Australia's peak medical body has accused state and federal governments of an "appalling" approach to ill-fitting face masks for healthcare workers.

Omar Khorshid, the president of the Australian Medical Association (AMA), on Wednesday said that it was "baffling" that frontline medical workers caring for COVID-19 patients have not been fitted properly for N95 masks to create an effective seal around the face.

"It's a basic requirement for workplace safety that is not being observed in most states," Omar Khorshid, who succeeded Tony Bartone as the president of the AMA on Aug. 1, told the Guardian Australia.

"(Many state health departments) have completely dropped the ball on healthcare workers safety and appear to be wilfully ignoring repeated calls from clinicians to make sure that everybody who is likely to be the frontlines, and likely to be required to wear an N95 mask, is being properly fit-tested."

"It's something that must be achieved and it's appalling that it hasn't been done already."
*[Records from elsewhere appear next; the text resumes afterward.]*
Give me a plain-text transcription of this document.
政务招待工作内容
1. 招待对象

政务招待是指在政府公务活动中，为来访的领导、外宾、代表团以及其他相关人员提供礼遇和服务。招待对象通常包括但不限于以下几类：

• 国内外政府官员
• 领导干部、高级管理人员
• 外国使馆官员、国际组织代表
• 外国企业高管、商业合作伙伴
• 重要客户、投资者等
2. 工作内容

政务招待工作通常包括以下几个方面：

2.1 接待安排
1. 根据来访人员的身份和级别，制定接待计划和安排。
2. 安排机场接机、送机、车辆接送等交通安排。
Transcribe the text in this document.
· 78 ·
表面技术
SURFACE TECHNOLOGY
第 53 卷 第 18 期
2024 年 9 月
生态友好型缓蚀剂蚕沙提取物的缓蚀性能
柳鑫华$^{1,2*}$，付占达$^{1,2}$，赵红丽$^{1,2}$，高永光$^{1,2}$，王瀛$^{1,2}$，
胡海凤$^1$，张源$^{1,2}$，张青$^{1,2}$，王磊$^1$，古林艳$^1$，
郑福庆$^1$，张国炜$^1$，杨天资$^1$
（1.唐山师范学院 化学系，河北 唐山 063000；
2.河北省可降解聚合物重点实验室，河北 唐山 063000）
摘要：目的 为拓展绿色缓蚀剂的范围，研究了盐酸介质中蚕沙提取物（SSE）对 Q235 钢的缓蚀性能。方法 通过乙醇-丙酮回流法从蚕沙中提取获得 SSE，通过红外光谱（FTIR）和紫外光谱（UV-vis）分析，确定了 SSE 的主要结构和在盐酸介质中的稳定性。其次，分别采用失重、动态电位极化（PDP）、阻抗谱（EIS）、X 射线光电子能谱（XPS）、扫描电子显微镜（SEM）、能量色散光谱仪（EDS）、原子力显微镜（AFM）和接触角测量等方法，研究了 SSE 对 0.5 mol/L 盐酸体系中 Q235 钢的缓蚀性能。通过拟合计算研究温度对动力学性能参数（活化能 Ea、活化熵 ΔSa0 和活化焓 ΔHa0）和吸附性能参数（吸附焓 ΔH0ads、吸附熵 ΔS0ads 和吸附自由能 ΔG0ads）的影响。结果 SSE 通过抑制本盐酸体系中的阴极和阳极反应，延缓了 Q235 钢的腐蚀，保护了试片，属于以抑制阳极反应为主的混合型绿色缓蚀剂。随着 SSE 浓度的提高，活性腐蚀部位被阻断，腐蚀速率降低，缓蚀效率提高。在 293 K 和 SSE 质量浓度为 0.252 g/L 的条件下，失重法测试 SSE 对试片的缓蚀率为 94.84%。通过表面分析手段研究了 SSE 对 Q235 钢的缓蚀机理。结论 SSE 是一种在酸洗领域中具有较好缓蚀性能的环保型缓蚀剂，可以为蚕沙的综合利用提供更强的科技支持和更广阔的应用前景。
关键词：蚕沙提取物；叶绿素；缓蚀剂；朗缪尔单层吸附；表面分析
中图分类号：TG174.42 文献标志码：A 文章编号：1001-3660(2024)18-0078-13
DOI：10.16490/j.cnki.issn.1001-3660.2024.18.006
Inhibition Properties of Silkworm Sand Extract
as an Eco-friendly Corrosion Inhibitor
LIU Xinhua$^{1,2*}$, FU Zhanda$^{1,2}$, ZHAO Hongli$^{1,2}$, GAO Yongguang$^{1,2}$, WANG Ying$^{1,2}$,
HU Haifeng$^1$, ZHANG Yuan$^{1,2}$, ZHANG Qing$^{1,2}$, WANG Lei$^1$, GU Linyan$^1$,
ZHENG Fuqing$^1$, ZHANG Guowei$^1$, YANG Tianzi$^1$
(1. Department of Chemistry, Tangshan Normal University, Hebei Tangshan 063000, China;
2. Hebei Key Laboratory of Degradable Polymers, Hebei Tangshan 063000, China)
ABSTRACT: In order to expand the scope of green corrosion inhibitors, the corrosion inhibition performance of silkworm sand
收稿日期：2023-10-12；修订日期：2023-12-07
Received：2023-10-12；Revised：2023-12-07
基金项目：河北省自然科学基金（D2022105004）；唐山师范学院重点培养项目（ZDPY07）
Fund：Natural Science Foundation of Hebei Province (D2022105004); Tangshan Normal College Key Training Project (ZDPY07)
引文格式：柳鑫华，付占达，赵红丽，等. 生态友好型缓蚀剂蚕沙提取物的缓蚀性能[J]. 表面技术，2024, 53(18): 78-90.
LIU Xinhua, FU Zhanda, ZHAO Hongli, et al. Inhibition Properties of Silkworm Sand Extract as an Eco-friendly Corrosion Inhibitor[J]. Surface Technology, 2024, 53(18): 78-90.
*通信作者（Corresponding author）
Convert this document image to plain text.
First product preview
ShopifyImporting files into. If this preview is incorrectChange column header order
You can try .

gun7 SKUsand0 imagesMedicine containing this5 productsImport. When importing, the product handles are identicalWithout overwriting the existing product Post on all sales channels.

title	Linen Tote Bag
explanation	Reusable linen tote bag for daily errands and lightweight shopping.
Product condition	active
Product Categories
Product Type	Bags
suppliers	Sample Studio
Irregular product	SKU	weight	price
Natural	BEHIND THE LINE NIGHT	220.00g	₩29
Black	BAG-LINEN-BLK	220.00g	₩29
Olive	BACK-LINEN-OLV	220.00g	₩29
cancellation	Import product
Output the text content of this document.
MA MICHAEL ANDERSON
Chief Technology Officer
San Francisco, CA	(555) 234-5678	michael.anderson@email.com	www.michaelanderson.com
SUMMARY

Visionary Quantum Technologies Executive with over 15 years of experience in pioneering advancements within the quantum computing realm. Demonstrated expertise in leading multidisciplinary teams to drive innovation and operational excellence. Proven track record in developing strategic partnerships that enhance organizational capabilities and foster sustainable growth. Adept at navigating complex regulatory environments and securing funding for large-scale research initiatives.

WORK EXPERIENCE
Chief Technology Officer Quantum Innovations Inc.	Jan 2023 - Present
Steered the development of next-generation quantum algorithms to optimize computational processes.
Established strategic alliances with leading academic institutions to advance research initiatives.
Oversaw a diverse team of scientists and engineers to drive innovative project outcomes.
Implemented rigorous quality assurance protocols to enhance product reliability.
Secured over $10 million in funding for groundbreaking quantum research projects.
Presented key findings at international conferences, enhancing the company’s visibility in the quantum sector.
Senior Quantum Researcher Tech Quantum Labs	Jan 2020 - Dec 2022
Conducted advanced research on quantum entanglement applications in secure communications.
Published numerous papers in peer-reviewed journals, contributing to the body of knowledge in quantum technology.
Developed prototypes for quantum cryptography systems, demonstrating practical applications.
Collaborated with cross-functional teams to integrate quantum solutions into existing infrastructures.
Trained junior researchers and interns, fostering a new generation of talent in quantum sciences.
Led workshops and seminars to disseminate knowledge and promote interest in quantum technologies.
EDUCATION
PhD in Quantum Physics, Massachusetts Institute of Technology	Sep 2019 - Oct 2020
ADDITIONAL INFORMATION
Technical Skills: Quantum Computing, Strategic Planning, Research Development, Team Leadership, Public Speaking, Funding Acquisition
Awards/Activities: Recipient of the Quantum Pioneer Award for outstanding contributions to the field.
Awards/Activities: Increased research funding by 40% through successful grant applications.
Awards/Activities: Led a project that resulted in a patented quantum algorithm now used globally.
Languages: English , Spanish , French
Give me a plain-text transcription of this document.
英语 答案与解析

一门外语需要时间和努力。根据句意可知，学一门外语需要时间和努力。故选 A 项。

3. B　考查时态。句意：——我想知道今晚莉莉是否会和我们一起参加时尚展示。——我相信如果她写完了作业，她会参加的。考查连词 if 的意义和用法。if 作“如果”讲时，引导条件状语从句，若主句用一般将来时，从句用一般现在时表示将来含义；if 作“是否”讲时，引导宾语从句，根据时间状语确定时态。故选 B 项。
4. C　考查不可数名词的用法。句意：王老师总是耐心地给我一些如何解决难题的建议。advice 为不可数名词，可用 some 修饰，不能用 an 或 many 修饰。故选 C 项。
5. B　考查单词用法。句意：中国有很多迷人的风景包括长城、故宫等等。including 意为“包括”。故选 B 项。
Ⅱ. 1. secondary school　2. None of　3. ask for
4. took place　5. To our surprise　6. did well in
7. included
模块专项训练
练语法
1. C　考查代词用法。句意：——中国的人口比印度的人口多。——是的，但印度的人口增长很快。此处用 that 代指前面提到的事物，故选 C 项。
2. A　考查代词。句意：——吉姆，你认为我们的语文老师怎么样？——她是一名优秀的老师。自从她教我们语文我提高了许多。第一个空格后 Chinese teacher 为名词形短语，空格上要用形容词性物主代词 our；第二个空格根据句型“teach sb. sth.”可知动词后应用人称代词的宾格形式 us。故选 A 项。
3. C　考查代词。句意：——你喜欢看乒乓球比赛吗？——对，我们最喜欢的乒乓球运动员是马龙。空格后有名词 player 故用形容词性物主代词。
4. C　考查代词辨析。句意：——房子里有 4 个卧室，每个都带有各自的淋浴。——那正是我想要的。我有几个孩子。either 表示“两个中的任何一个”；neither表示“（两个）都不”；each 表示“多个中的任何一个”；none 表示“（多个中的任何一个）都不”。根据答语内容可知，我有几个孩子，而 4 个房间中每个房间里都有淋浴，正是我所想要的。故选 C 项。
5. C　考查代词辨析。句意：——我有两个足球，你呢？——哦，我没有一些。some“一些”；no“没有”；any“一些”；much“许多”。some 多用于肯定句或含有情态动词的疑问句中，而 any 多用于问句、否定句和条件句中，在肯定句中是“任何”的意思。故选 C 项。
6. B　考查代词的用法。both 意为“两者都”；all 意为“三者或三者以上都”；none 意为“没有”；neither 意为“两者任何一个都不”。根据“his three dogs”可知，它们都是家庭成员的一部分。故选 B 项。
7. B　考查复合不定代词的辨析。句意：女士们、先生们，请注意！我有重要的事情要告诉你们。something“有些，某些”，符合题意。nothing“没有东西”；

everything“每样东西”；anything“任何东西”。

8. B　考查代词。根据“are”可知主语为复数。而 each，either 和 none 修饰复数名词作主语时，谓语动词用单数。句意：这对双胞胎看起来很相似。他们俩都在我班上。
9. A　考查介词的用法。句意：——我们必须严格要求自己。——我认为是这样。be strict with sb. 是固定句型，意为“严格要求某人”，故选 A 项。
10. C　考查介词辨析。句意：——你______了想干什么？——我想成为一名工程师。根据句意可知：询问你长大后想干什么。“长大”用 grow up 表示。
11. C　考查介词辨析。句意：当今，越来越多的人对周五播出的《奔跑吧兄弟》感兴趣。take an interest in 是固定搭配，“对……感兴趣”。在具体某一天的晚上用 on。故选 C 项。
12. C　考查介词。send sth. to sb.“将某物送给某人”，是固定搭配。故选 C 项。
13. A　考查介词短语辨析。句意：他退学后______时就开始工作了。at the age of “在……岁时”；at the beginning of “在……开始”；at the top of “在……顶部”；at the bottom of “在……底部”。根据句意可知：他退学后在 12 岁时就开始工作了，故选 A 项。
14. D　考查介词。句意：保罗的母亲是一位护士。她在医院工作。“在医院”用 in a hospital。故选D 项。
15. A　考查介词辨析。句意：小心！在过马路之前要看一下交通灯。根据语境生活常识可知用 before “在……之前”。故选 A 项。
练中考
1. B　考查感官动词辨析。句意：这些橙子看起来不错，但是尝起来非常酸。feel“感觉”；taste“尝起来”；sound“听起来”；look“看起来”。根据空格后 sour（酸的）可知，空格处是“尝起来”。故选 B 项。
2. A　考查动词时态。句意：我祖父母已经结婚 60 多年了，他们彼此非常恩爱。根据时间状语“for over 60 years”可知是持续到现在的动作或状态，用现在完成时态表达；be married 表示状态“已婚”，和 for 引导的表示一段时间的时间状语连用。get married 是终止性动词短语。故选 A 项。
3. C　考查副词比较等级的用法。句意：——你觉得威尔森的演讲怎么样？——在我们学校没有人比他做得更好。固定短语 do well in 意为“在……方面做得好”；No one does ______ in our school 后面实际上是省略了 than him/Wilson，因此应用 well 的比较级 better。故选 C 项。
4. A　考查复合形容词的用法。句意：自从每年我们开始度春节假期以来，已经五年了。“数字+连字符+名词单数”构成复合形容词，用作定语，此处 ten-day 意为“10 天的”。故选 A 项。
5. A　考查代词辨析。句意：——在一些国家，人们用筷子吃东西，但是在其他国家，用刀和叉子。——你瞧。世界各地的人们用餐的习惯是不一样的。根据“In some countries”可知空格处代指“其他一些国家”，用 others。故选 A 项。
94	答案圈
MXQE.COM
State health departments are responsible for providing hospitals with personal protective equipment (PPE) but have often only provided one size of N95 mask, leaving young female health workers particularly vulnerable.

As of Monday, approximately 14 percent of Victoria's active cases of COVID-19 were healthcare workers.

"It has been our anecdotal experience that standard N95 mask fits certain faces better than other, and smaller women have had a great proportion of test failures, as well as people with different face shapes from different racial backgrounds," Khorshid said.

"We know that healthcare workers are over-represented when it comes to cases of COVID-19, and the idea that they caught that out in the community and not in health care settings is clearly not the case."

"There are a few ways that the transmission could happen but ill-fitting or inappropriate masks may well be part of that."